Dean's Message
Creative Genius


Innovation is one of the hottest topics in the business world today. Every organization in every sector and industry seems to be searching for people who can help do things better or do things that haven't been done before. Business schools are being pushed to help foster this appetite for innovation. As one recruiter said to me recently, "We're looking for people who are not just smart but people who can bring a new angle to a problem or opportunity." Much of the talent war being fought in the corporate world involves competition for the creative.

The wellsprings of creative energy seem to flow most freely in situations that invite us to share ideas. It's always fun and interesting to watch children playing. Many children are great at improvising and testing a hunch; however, as the years pass, their confident spontaneity is channeled into more predictable and manageable behavior.

I have an artist friend who says he can estimate the age at which a person gave up on learning to draw. "At some point in the elementary grades," he says, "most people retreat from experimenting, from playing with shapes and shadows." But, this ability to explore a thought or manipulate materials with the hands and mind is core to the process of invention.

Business leaders and business educators sometimes contribute to this ongoing retreat because we focus, understandably, on the practical, down-to-earth work we call "business." But innovation is rooted in playfulness and experimentation. Shirley Brice Heath, a cultural anthropologist at Stanford, has studied adolescents' involvement in the arts—drama, dance, visual art, and media. Heath has found that those who have been connected to arts-based activities exhibit significantly greater ability to organize projects, evaluate their own work, and come up with solutions to ambiguous problems. Obviously, engagement in sports fosters teamwork, but Heath says, "The arts demand more personal determination and self evaluation."

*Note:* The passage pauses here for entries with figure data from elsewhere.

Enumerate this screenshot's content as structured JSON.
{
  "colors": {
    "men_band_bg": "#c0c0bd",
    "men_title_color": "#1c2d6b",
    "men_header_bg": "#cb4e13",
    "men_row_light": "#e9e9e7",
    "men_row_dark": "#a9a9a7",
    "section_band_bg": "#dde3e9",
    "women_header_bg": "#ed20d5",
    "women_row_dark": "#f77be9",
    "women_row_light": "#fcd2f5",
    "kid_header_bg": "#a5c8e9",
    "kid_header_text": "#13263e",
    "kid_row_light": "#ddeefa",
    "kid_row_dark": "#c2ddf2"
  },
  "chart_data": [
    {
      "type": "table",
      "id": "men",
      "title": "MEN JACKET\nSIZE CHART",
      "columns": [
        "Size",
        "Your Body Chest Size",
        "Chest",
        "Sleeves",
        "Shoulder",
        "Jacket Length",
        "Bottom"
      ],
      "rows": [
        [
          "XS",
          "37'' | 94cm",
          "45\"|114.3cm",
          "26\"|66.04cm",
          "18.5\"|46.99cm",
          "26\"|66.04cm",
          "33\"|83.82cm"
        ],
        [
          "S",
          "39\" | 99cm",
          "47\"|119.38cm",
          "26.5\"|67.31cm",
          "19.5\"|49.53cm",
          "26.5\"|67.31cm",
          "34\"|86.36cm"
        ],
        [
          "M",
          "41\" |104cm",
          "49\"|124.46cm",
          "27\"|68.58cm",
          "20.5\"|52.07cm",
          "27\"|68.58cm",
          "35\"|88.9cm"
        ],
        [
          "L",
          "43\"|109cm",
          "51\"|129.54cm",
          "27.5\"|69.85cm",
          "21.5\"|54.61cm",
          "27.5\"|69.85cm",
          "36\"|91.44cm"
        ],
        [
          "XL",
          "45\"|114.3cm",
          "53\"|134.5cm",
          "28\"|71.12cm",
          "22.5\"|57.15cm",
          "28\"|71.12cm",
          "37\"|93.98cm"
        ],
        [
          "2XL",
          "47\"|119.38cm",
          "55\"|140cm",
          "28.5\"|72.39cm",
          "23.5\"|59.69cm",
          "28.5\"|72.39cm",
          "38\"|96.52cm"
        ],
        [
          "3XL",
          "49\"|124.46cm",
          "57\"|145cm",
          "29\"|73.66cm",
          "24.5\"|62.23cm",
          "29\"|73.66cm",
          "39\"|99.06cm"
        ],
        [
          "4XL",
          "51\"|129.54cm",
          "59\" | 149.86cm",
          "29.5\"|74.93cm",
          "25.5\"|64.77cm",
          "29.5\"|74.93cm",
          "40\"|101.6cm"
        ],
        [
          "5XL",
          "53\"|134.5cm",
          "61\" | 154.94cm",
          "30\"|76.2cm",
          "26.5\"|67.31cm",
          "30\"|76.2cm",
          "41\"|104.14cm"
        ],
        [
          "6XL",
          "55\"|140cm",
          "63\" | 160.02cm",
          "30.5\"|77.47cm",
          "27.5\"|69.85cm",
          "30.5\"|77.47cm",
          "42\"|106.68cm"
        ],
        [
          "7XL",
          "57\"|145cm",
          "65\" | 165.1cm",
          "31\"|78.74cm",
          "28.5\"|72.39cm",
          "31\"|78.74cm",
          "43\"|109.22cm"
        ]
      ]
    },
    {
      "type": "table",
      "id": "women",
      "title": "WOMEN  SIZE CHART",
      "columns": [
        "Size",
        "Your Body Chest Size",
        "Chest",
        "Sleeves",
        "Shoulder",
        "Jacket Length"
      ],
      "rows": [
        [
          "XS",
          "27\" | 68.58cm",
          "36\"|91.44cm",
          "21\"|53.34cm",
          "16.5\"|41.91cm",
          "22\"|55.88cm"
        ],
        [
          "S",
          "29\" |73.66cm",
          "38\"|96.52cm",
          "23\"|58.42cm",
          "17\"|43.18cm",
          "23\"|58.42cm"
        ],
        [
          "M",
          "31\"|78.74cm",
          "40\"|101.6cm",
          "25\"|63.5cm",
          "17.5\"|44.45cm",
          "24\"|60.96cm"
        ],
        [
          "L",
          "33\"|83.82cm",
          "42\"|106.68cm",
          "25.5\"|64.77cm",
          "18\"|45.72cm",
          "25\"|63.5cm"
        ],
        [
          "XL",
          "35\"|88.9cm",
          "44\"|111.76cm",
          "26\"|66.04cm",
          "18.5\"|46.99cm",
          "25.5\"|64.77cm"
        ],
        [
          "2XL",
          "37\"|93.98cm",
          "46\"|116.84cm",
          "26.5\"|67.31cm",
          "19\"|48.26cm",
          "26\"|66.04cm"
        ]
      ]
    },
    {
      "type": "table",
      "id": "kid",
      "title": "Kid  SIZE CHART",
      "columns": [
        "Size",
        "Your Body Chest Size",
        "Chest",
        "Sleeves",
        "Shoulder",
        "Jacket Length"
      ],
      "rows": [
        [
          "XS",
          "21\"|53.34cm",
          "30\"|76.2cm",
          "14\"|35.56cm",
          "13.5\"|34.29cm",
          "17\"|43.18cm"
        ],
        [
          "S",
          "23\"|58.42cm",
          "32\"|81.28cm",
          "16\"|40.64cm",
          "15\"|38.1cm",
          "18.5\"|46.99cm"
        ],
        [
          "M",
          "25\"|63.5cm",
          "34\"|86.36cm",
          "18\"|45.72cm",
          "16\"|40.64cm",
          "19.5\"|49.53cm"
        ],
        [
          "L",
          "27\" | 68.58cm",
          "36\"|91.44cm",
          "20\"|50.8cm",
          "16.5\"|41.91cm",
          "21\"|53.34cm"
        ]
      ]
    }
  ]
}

Those abilities sound a lot like the skills recruiters are seeking in today's business school graduates. No wonder so many of the new champions of innovation in business are people with "hybrid" backgrounds: English literature and business, mathematics and art, or engineering and graphic design. It's not easy to predict what skills and interests we pursue will turn out to be practical or relevant. So dabble a bit, explore a little, and don't worry too much too soon about how the development of creative thinking will pay off. Sooner or later, everything we take into our imaginative diet contributes to the development of the whole.